Every action should have at least:
- One successful execution test
- One error handling test
- Parameter validation tests

### 3. Use Exit Codes Correctly

```bash
# tests/run_tests.sh
if [ $FAILURES -gt 0 ]; then
    exit 1  # Non-zero exit = test failure
else
    exit 0  # Zero exit = success
fi
```

### 4. Output Parseable Results

```bash
# Simple format the worker can parse
echo "Total Tests: $TOTAL"
echo "Passed: $PASSED"
echo "Failed: $FAILED"
```

### 5. Test Dependencies

```python
# tests/test_dependencies.py
def test_required_libraries():
    """Verify all required libraries are available"""
    import requests
    import croniter
    assert True
```

---

## Implementation Phases

### Phase 1: Core Framework ✅ (Current)
- [x] Design document (this file)
- [x] Core pack tests implemented
- [x] Test infrastructure created
- [ ] Database schema for test results
- [ ] Worker test executor implementation

### Phase 2: Worker Integration
- [ ] Test executor in worker service
- [ ] Simple output parser
- [ ] Test result storage
- [ ] Error handling and timeouts

### Phase 3: CLI Integration
- [ ] `attune pack test` command
- [ ] Test result display
- [ ] Integration with pack install
- [ ] Force/skip test options

### Phase 4: Advanced Features
- [ ] JUnit XML parser
- [ ] TAP parser
- [ ] API endpoints for test results
- [ ] Web UI for test results
- [ ] Test history and trends

---

## Future Enhancements

- **Parallel Test Execution**: Run tests for different runtimes in parallel
- **Test Caching**: Cache test results for unchanged packs
- **Selective Testing**: Test only changed actions
- **Performance Benchmarks**: Track test execution time trends
- **Test Coverage Reports**: Integration with coverage tools
- **Remote Test Execution**: Distribute tests across workers
- **Test Environments**: Isolated test environments per pack

---

## Conclusion

The Pack Testing Framework provides a standardized way to validate packs during installation, ensuring reliability and catching issues early.
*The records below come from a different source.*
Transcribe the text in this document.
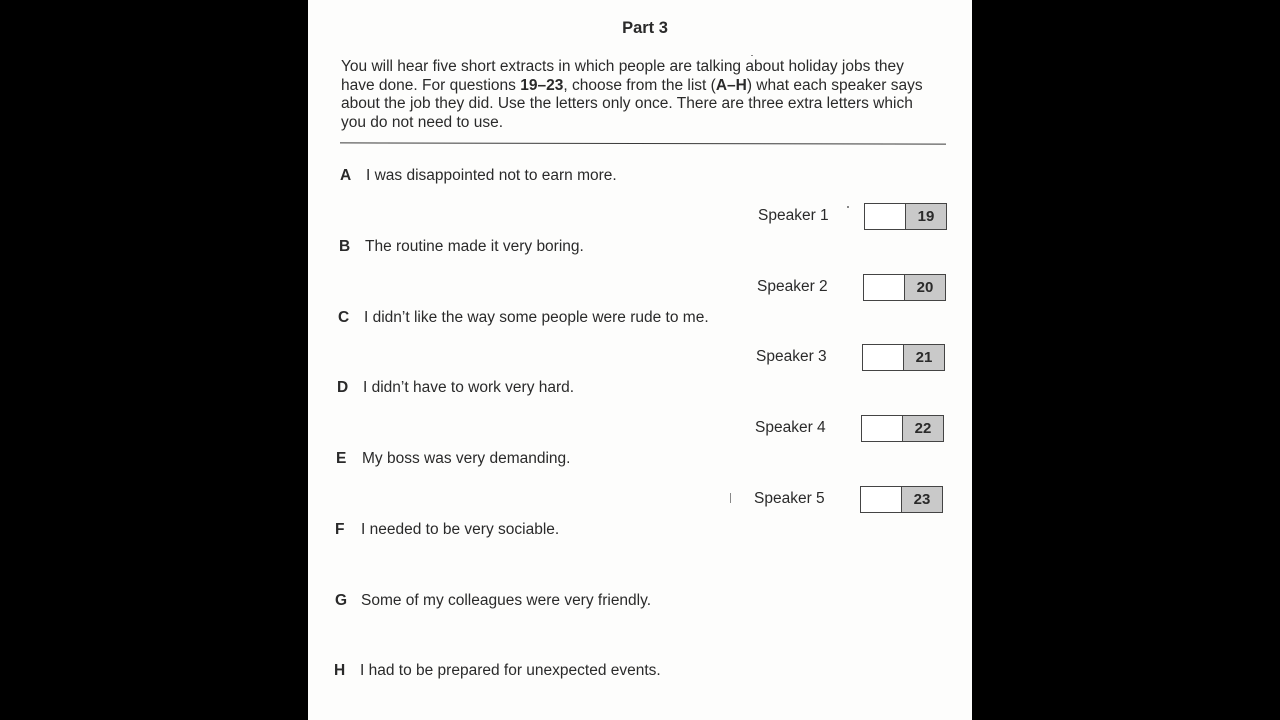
Part 3
You will hear five short extracts in which people are talking about holiday jobs they
have done. For questions 19–23, choose from the list (A–H) what each speaker says
about the job they did. Use the letters only once. There are three extra letters which
you do not need to use.
A I was disappointed not to earn more.
B The routine made it very boring.
C I didn’t like the way some people were rude to me.
D I didn’t have to work very hard.
E My boss was very demanding.
F I needed to be very sociable.
G Some of my colleagues were very friendly.
H I had to be prepared for unexpected events.
Speaker 1	19
Speaker 2	20
Speaker 3	21
Speaker 4	22
Speaker 5	23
By making tests a first-class feature of the pack system, we enable:

- **Confident Installation**: Know that packs will work before activating them
- **Dependency Validation**: Verify all required dependencies are present
- **Regression Prevention**: Detect breaking changes when updating packs
- **Quality Assurance**: Encourage pack authors to write comprehensive tests
- **Audit Trail**: Track test results over time for compliance and debugging

---

**Next Steps**: Implement Phase 1 (database schema and worker test executor) to enable programmatic test execution during pack installation.